We've actually dropped that to 56 days. That's a 77% improvement. And finally, I want to say that if you haven't read Nicole Forsgren's fantastic book, "Accelerate," I highly recommend it, but I tied the accelerate metrics, the change failure percentage, the meantime to recover, the lead time, and deploy frequency, basically to our metrics, and you'll see how the change failure percentage ties to release impact incidents per month and also impact minutes. Meantime to recover ties to impact minutes. Lead time, deploy frequency ties to release on demand, and lead time and deploy frequency also tie to feature cycle time.

So just fantastic correlations between what the research in "Accelerate" predicts and basically what we were able to show with this transformation along the way. So what did we learn? So you can modernize your legacy applications. Be heritage. Don't act like a legacy company.

Modernization is vital. It requires engineering excellence. Leverage CI, automated testing, telemetry, and infrastructure. Don't fall into those pitfalls, bimodal, the rewrite trap, the pivot giveaway. Really leverage those foundational capabilities.

Optimize for developer and operations aesthetics. Use feature switches, code porting, incremental rollout, and strangulation on your modernization journey. And finally, fuel DevOps. Create safety and reduce that technical debt. Improve things like productivity, quality, your lead time and recovery, and finally, reduce your risk.

Reduce the risk of legacy tech, the risk of hostile vendors, and your workforce risks. You can modernize and fuel DevOps with these techniques. So finally, help that I'm looking for. Capacity forecasting and estimation and wishful thinking continues to be the most difficult problem in computer science, I'm convinced. Trying to forecast your capacity, get good estimates.

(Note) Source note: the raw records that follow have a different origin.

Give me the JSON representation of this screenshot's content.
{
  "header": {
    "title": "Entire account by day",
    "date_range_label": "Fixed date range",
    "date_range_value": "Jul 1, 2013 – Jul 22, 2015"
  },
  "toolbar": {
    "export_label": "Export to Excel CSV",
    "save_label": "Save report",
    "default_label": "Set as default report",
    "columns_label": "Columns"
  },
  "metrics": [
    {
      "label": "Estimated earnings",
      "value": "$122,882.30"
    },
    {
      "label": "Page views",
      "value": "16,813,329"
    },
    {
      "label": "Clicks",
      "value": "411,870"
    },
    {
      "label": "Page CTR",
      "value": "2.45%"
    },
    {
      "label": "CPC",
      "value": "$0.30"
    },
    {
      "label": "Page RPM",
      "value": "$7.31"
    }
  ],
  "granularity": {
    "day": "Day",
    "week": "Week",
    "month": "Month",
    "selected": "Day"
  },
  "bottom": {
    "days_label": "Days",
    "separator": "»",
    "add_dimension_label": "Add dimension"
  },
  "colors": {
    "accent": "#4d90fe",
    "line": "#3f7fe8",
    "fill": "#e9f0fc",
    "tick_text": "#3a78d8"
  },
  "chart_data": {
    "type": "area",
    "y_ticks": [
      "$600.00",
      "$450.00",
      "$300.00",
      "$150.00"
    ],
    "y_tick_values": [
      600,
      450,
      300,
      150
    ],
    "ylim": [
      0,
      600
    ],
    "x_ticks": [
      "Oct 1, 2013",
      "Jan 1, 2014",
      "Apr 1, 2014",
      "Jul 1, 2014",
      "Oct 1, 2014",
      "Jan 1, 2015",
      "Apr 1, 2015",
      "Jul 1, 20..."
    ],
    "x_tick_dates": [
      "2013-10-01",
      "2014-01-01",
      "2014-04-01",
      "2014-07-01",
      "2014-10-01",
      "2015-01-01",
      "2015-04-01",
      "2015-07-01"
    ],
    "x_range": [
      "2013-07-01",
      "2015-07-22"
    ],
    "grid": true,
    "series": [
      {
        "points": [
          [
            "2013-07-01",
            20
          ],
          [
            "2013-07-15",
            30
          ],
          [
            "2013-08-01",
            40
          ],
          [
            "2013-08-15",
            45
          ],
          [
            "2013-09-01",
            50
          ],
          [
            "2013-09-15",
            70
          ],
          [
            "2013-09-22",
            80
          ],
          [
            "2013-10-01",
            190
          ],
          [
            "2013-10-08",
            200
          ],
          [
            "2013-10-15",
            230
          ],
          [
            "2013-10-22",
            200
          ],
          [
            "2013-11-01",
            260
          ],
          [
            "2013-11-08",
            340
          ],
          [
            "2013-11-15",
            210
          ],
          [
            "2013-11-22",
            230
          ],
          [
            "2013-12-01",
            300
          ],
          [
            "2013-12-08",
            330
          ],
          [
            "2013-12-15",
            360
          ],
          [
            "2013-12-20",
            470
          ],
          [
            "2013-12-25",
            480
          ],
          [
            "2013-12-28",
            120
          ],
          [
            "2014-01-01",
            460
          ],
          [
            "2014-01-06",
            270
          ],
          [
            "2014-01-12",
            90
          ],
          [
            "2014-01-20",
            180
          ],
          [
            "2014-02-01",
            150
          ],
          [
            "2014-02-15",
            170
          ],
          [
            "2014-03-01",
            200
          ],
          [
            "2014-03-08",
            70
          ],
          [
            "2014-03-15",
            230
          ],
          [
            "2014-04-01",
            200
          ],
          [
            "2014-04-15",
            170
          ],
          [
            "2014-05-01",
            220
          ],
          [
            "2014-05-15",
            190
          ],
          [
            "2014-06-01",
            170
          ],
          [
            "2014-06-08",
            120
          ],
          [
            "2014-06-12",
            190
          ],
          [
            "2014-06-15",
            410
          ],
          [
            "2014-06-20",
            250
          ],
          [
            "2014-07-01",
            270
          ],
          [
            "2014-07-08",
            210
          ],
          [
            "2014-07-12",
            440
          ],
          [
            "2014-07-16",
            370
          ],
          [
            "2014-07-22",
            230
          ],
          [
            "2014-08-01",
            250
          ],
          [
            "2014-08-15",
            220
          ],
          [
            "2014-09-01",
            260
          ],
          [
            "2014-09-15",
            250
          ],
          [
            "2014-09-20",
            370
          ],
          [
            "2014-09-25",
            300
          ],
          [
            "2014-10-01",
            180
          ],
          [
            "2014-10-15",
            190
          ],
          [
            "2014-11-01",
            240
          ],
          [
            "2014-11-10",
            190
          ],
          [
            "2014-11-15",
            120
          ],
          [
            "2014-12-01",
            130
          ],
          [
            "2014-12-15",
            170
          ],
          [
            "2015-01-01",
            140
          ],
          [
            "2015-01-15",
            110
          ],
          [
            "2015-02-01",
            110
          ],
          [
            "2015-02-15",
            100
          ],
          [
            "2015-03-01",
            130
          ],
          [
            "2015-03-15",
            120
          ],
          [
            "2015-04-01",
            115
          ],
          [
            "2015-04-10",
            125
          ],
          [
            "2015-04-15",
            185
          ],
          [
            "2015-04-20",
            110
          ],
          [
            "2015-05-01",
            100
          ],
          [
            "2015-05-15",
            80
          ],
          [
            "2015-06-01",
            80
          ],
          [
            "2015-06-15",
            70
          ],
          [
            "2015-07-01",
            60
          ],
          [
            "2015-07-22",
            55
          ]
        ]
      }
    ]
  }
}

Next, portfolio-level WIP constraints, really kind of stopping this technique of feature Tetris, of trying to squeeze in that one last feature that really continues to overload your teams. Improving intake lead time with traditional IT mindsets, having to have an SOW that's fully scoped for every piece of work, and then creating capacity for backlog swarming. How do you get to that capacity for those next set of lower impacting incidents and kind of swarm and resolve those? Thank you.